Figure 2: OntoNotes-style coreference annotations (GUM_whow_basil).

a.2 Spoken indefinites

This example comes from a conversation (GUM_conversation_lambada), originally from the UCSB corpus of Spoken American English (BoisEtAl20002005), and included in GUM’s conversation genre.

Figure 3: Analyses of a conversation fragment according to coreference schemes based on GUM (above) and OntoNotes (below). Referring expressions with a gold star are annotated as accessible in context.

In Figure 3A, mentions of the ‘random guy’ are all grouped together, regardless of definiteness or predication, since these are not criteria for coreference in the GUM scheme, which follows the proposal in this paper. The OntoNotes version ignores some mentions (if they are indefinites in chain-medial position) and oddly splits the chain into two sets, creating the impression that there are two random guys, in addition to the person being asked about by the second speaker (there are only two guys in context). GUM’s mention annotation scheme, which marks up information status (with six subtypes), additionally flags referring expressions as accessible in context, including an initial deictic realization of ‘this guy’ and the situationally accessible ‘where you are’, which are marked by gold stars in the figure.

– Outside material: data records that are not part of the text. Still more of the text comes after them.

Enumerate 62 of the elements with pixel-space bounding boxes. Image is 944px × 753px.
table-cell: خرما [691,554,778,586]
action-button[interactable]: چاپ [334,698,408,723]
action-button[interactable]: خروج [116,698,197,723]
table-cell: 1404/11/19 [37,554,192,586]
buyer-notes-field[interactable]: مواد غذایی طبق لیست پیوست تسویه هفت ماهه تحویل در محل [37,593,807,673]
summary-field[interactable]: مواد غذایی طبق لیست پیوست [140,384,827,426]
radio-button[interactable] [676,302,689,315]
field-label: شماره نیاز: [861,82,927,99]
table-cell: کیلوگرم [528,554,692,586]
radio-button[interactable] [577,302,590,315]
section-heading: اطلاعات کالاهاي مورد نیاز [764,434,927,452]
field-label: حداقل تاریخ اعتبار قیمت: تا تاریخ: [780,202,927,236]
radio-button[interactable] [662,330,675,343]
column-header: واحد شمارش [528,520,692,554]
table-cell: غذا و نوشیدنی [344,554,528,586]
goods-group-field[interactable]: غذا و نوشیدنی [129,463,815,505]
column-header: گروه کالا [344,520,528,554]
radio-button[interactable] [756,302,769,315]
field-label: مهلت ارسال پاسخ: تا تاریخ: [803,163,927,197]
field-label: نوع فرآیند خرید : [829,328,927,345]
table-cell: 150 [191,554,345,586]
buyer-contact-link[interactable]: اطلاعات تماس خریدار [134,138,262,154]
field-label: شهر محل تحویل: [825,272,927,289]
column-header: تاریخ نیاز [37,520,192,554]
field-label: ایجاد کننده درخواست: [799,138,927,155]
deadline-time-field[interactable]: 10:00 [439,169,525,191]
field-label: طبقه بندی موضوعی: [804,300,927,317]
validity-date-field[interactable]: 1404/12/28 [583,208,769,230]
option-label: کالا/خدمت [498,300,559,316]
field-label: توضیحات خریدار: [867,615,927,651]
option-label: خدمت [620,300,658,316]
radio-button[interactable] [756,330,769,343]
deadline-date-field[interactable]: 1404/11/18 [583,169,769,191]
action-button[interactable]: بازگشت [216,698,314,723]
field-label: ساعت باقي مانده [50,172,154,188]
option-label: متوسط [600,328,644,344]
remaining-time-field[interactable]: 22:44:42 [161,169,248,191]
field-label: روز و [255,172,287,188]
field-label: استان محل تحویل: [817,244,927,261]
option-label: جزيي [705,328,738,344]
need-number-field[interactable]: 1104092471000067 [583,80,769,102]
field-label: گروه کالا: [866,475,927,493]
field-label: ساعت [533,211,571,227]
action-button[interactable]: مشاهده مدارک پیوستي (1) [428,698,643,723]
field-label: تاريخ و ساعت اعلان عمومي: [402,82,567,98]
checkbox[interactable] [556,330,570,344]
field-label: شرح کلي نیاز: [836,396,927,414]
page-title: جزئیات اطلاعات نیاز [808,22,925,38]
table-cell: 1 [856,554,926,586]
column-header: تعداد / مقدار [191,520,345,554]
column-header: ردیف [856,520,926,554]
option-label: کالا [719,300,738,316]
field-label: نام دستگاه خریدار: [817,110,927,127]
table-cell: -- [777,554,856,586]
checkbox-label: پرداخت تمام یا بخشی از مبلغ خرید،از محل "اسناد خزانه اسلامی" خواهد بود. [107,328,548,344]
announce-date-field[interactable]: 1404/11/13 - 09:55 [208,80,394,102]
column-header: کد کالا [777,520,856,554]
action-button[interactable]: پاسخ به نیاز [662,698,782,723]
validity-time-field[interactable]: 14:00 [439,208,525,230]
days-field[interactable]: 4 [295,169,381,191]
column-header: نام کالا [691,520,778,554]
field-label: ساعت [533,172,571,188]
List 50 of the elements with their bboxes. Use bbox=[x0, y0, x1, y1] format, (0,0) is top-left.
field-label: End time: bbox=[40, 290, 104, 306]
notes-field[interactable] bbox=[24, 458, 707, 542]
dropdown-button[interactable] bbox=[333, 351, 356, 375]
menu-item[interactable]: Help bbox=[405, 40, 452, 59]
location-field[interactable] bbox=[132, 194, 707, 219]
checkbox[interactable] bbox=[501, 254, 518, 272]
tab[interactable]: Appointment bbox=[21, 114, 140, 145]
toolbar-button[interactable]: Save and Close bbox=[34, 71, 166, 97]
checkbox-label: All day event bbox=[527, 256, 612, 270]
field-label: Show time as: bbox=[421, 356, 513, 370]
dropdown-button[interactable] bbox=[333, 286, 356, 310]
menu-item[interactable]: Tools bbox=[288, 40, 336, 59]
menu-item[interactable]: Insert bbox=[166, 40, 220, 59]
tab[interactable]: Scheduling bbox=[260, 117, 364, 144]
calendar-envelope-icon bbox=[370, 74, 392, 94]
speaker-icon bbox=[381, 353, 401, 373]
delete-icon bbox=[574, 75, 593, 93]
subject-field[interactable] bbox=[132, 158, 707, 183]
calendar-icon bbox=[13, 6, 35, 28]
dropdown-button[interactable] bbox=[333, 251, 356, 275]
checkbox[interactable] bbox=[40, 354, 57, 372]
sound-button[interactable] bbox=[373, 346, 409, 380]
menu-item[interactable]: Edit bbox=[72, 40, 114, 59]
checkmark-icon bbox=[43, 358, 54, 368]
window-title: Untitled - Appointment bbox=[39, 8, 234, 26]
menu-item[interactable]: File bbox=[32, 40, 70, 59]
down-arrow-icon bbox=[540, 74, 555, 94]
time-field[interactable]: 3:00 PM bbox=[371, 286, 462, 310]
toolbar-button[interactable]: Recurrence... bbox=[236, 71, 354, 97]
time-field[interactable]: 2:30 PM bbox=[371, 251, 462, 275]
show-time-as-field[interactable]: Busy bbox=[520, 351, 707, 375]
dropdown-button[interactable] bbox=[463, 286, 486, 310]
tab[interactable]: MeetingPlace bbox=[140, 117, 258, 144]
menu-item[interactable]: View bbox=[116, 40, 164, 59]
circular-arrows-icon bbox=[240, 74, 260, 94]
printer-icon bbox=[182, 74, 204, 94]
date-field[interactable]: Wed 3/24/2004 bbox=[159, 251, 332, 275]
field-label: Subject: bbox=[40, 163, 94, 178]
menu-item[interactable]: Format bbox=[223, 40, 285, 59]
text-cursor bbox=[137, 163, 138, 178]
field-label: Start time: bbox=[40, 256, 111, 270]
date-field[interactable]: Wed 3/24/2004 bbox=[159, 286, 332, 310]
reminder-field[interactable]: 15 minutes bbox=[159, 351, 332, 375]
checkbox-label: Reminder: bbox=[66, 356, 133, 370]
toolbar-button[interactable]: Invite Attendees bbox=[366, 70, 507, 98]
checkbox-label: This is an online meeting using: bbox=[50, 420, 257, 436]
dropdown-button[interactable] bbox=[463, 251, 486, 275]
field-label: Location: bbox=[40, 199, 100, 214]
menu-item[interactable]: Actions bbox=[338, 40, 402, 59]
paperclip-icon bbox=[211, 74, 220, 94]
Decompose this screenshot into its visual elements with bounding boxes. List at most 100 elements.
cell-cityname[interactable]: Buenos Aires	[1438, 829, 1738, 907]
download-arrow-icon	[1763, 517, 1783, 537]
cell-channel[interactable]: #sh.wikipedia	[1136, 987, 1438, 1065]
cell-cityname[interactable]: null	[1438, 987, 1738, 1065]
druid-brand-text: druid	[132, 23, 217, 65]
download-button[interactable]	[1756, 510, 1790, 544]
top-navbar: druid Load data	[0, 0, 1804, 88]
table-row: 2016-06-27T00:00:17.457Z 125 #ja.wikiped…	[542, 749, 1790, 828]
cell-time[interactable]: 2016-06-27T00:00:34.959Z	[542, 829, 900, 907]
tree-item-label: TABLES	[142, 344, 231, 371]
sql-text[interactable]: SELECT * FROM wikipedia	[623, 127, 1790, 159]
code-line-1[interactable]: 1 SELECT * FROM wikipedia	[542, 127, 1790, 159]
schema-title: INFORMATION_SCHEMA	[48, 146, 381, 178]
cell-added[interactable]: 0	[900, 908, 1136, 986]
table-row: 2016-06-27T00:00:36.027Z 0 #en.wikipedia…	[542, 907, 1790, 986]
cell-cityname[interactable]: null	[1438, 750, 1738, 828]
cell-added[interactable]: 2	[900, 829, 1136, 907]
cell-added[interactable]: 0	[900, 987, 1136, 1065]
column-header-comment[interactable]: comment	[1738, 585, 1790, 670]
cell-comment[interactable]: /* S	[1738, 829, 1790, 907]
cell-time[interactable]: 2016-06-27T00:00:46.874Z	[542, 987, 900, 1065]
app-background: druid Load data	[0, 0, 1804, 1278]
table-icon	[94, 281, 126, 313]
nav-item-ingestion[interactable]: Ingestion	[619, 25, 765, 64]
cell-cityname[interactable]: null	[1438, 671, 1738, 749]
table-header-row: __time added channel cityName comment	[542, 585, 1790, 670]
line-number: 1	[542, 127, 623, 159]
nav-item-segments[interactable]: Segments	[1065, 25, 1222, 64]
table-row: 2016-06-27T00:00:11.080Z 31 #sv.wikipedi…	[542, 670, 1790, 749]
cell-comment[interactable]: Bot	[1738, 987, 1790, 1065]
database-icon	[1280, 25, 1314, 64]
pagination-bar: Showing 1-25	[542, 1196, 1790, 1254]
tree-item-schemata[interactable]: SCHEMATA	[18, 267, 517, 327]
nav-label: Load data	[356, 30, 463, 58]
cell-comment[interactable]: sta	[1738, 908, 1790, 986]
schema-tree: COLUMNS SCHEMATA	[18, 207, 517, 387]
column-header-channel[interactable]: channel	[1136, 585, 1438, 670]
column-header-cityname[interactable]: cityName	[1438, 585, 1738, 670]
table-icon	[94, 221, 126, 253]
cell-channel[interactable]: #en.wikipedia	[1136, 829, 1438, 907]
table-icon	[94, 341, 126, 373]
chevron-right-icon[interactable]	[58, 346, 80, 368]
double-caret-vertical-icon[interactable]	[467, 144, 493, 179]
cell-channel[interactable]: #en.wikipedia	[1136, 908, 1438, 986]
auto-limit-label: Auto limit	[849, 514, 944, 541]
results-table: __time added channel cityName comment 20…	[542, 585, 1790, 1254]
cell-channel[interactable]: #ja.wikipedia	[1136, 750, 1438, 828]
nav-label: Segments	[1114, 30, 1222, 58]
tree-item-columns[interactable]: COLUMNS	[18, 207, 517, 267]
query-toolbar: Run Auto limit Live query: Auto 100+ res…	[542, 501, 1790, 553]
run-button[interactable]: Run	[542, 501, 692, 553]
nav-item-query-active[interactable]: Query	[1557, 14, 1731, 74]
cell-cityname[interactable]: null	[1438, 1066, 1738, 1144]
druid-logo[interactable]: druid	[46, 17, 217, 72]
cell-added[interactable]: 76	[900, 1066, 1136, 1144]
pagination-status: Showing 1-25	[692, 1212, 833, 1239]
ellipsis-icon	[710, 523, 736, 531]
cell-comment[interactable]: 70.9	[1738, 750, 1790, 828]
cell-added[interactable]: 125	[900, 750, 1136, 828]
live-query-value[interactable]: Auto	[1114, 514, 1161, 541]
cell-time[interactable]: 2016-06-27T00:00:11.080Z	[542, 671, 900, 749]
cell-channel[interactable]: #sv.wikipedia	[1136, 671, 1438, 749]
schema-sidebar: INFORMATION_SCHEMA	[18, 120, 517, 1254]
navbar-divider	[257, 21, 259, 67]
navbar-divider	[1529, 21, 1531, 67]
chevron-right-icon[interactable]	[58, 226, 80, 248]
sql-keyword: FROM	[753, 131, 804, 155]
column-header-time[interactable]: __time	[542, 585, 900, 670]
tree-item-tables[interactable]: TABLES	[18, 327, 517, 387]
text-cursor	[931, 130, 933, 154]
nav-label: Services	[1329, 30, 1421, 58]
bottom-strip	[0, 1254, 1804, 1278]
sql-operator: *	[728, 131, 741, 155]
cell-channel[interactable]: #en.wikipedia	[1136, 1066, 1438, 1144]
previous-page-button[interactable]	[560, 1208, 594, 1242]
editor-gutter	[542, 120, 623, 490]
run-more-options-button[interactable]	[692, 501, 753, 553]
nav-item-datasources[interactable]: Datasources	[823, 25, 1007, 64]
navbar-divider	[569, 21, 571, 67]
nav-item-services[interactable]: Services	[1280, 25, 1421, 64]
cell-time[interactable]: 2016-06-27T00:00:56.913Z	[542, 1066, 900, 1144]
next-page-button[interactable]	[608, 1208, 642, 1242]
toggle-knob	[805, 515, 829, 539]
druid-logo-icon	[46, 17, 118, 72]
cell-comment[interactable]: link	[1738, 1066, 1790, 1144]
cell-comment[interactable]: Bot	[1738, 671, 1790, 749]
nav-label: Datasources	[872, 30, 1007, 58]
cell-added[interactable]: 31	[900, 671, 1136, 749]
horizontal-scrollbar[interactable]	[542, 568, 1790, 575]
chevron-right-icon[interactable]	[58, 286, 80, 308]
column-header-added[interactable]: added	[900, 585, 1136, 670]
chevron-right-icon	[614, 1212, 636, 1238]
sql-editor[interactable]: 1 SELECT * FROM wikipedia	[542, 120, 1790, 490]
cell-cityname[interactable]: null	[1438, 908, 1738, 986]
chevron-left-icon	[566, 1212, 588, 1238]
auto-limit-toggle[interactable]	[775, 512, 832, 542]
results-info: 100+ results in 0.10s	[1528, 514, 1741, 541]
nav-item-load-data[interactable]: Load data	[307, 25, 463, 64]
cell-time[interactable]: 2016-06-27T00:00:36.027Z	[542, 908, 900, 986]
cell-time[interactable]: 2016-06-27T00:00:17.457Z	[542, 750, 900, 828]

a.3 Datelines and headlines

This example comes from the news genre (taken from Wikinews) and illustrates two common problems in newswire data.

Figure 4: GUM-style coreference annotations (GUM_news_flag).

In Figure 4, ‘2015’ corefers with ‘this year’, and ‘this process’ corefers with both spans ‘a public process’ and the ‘process to consider…’ which is part of the headline. Because the headline and first subsequent mention of the ‘process’ are both indefinite, the first mention is eliminated in the OntoNotes version in Figure 5. Additionally, because the year in the dateline is nested in a date, OntoNotes guidelines rule it out as an antecedent for ‘this year’, meaning that the latter becomes a singleton, and both mentions are excluded.

Figure 5: OntoNotes-style coreference annotations (GUM_news_flag).